What does it mean to be masculine or feminine? Are we born this way? How do these definitions limit us? How has society constructed a means for our gender identification?
What exactly is it to be masculine or feminine? Is being masculine what it is to be a man, and being feminine what it is to be a woman? How are these two terms defined and what purpose do they serve? The readings in this critical review attempt to answer these questions.
In Lois Gould’s reading, “X: A Fabulous Child’s Story”, she tells the story of a child raised without being defined by their gender. Gould challenges the notion of what it is to be “male” and what it is to be “female” by refusing to create a division between the two genders. This creates a powerful message about how gender or masculinity and femininity are merely socially constructed and how much society relies on these constructions.
Emily Martin illustrates in her reading, “The Egg and the Sperm: How Science Has Constructed a Romance Based on Stereotypical Male-Female Roles”, that the construction of what it is to be “male” or “female” is implied even at the earliest stage of life; conception.
bell hooks speaks about the feminist movement and its portrayal as being “man-hating” in her reading, “Feminist Masculinity”, and how the feminist movement has failed to include men. hooks explains the unfortunate image that many men not only feel they need to conform to as being “masculine”, but do not know how to identify themselves without it.
To be a man or a woman in our society is not just defined by the biological traits someone possesses, but it is also defined by what is expected that a man or a woman should act like in our society, which has been socially constructed and fed to us beginning at a very young age.

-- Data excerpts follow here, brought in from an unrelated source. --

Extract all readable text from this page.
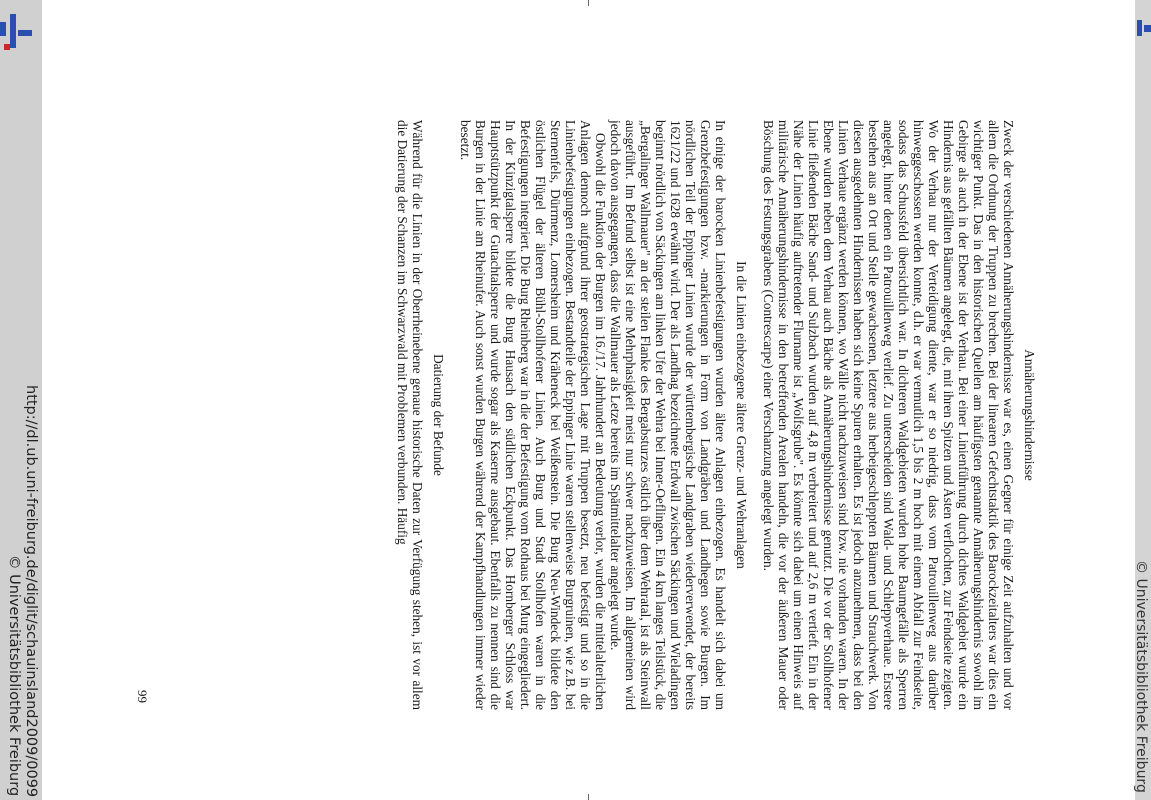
Annäherungshindernisse

Zweck der verschiedenen Annäherungshindernisse war es, einen Gegner für einige Zeit aufzuhalten und vor allem die Ordnung der Truppen zu brechen. Bei der linearen Gefechtstaktik des Barockzeitalters war dies ein wichtiger Punkt. Das in den historischen Quellen am häufigsten genannte Annäherungshindernis sowohl im Gebirge als auch in der Ebene ist der Verhau. Bei einer Linienführung durch dichtes Waldgebiet wurde ein Hindernis aus gefällten Bäumen angelegt, die, mit ihren Spitzen und Ästen verflochten, zur Feindseite zeigten. Wo der Verhau nur der Verteidigung diente, war er so niedrig, dass vom Patrouillenweg aus darüber hinweggeschossen werden konnte, d.h. er war vermutlich 1,5 bis 2 m hoch mit einem Abfall zur Feindseite, sodass das Schussfeld übersichtlich war. In dichteren Waldgebieten wurden hohe Baumgefälle als Sperren angelegt, hinter denen ein Patrouillenweg verlief. Zu unterscheiden sind Wald- und Schleppverhaue. Erstere bestehen aus an Ort und Stelle gewachsenen, letztere aus herbeigeschleppten Bäumen und Strauchwerk. Von diesen ausgedehnten Hindernissen haben sich keine Spuren erhalten. Es ist jedoch anzunehmen, dass bei den Linien Verhaue ergänzt werden können, wo Wälle nicht nachzuweisen sind bzw. nie vorhanden waren. In der Ebene wurden neben dem Verhau auch Bäche als Annäherungshindernisse genutzt. Die vor der Stollhofener Linie fließenden Bäche Sand- und Sulzbach wurden auf 4,8 m verbreitert und auf 2,6 m vertieft. Ein in der Nähe der Linien häufig auftretender Flurname ist „Wolfsgrube". Es könnte sich dabei um einen Hinweis auf militärische Annäherungshindernisse in den betreffenden Arealen handeln, die vor der äußeren Mauer oder Böschung des Festungsgrabens (Contrescarpe) einer Verschanzung angelegt wurden.

In die Linien einbezogene ältere Grenz- und Wehranlagen

In einige der barocken Linienbefestigungen wurden ältere Anlagen einbezogen. Es handelt sich dabei um Grenzbefestigungen bzw. -markierungen in Form von Landgräben und Landhegen sowie Burgen. Im nördlichen Teil der Eppinger Linien wurde der württembergische Landgraben wiederverwendet, der bereits 1621/22 und 1628 erwähnt wird. Der als Landhag bezeichnete Erdwall zwischen Säckingen und Wieladingen beginnt nördlich von Säckingen am linken Ufer der Wehra bei Inner-Oeflingen. Ein 4 km langes Teilstück, die „Bergalinger Wallmauer" an der steilen Flanke des Bergabsturzes östlich über dem Wehratal, ist als Steinwall ausgeführt. Im Befund selbst ist eine Mehrphasigkeit meist nur schwer nachzuweisen. Im allgemeinen wird jedoch davon ausgegangen, dass die Wallmauer als Letze bereits im Spätmittelalter angelegt wurde.

Obwohl die Funktion der Burgen im 16./17. Jahrhundert an Bedeutung verlor, wurden die mittelalterlichen Anlagen dennoch aufgrund ihrer geostrategischen Lage mit Truppen besetzt, neu befestigt und so in die Linienbefestigungen einbezogen. Bestandteile der Eppinger Linie waren stellenweise Burgruinen, wie z.B. bei Sternenfels, Dürrmenz, Lomersheim und Kräheneck bei Weißenstein. Die Burg Neu-Windeck bildete den östlichen Flügel der älteren Bühl-Stollhofener Linien. Auch Burg und Stadt Stollhofen waren in die Befestigungen integriert. Die Burg Rheinberg war in die der Befestigung vom Rothaus bei Murg eingegliedert. In der Kinzigtalsperre bildete die Burg Hausach den südlichen Eckpunkt. Das Hornberger Schloss war Hauptstützpunkt der Gutachtalsperre und wurde sogar als Kaserne ausgebaut. Ebenfalls zu nennen sind die Burgen in der Linie am Rheinufer. Auch sonst wurden Burgen während der Kampfhandlungen immer wieder besetzt.

Datierung der Befunde

Während für die Linien in der Oberrheinebene genaue historische Daten zur Verfügung stehen, ist vor allem die Datierung der Schanzen im Schwarzwald mit Problemen verbunden. Häufig

99
http://dl.ub.uni-freiburg.de/diglit/schauinsland2009/0099
© Universitätsbibliothek Freiburg	© Universitätsbibliothek Freiburg
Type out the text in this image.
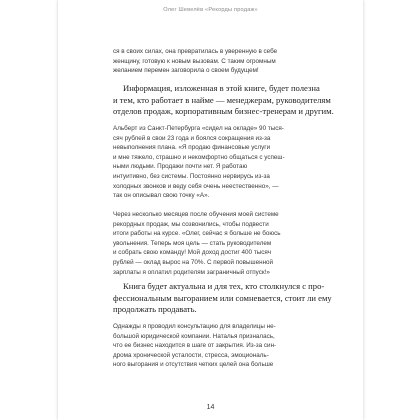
Олег Шевелёв «Рекорды продаж»
ся в своих силах, она превратилась в уверенную в себе
женщину, готовую к новым вызовам. С таким огромным
желанием перемен заговорила о своем будущем!
Информация, изложенная в этой книге, будет полезна
и тем, кто работает в найме — менеджерам, руководителям
отделов продаж, корпоративным бизнес-тренерам и другим.
Альберт из Санкт-Петербурга «сидел на окладе» 90 тыся-
сяч рублей в свои 23 года и боялся сокращения из-за
невыполнения плана. «Я продаю финансовые услуги
и мне тяжело, страшно и некомфортно общаться с успеш-
ными людьми. Продажи почти нет. Я работаю
интуитивно, без системы. Постоянно нервирусь из-за
холодных звонков и веду себя очень неестественно», —
так он описывал свою точку «А».
Через несколько месяцев после обучения моей системе
рекордных продаж, мы созвонились, чтобы подвести
итоги работы на курсе. «Олег, сейчас я больше не боюсь
увольнения. Теперь моя цель — стать руководителем
и собрать свою команду! Мой доход достиг 400 тысяч
рублей — оклад вырос на 70%. С первой повышенной
зарплаты я оплатил родителям заграничный отпуск!»
Книга будет актуальна и для тех, кто столкнулся с про-
фессиональным выгоранием или сомневается, стоит ли ему
продолжать продавать.
Однажды я проводил консультацию для владелицы не-
большой юридической компании. Наталья призналась,
что ее бизнес находится в шаге от закрытия. Из-за син-
дрома хронической усталости, стресса, эмоциональ-
ного выгорания и отсутствия четких целей она больше
14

From the beginning of life, we are lead to believe that by being a boy or girl we will have to follow certain unwritten “rules” of what is expected of us based on our sex. This construction of “femininity” or “masculinity” normally begins with the colour of our clothing. Traditionally, pink is for girls, blue is for boys. Growing up, as children we are given toys that reinforce these “rules” of “femininity” or “masculinity” and to reflect what our future role in society will be. Girls are given dolls and play kitchen sets, because one day we are going to be “mommies”, and we will be the one who is doing most of the cooking, for her children and husband. Boys of course and given chemistry sets and G.I. Joe’s, because they will grow up to be smart, successful, strong and powerful.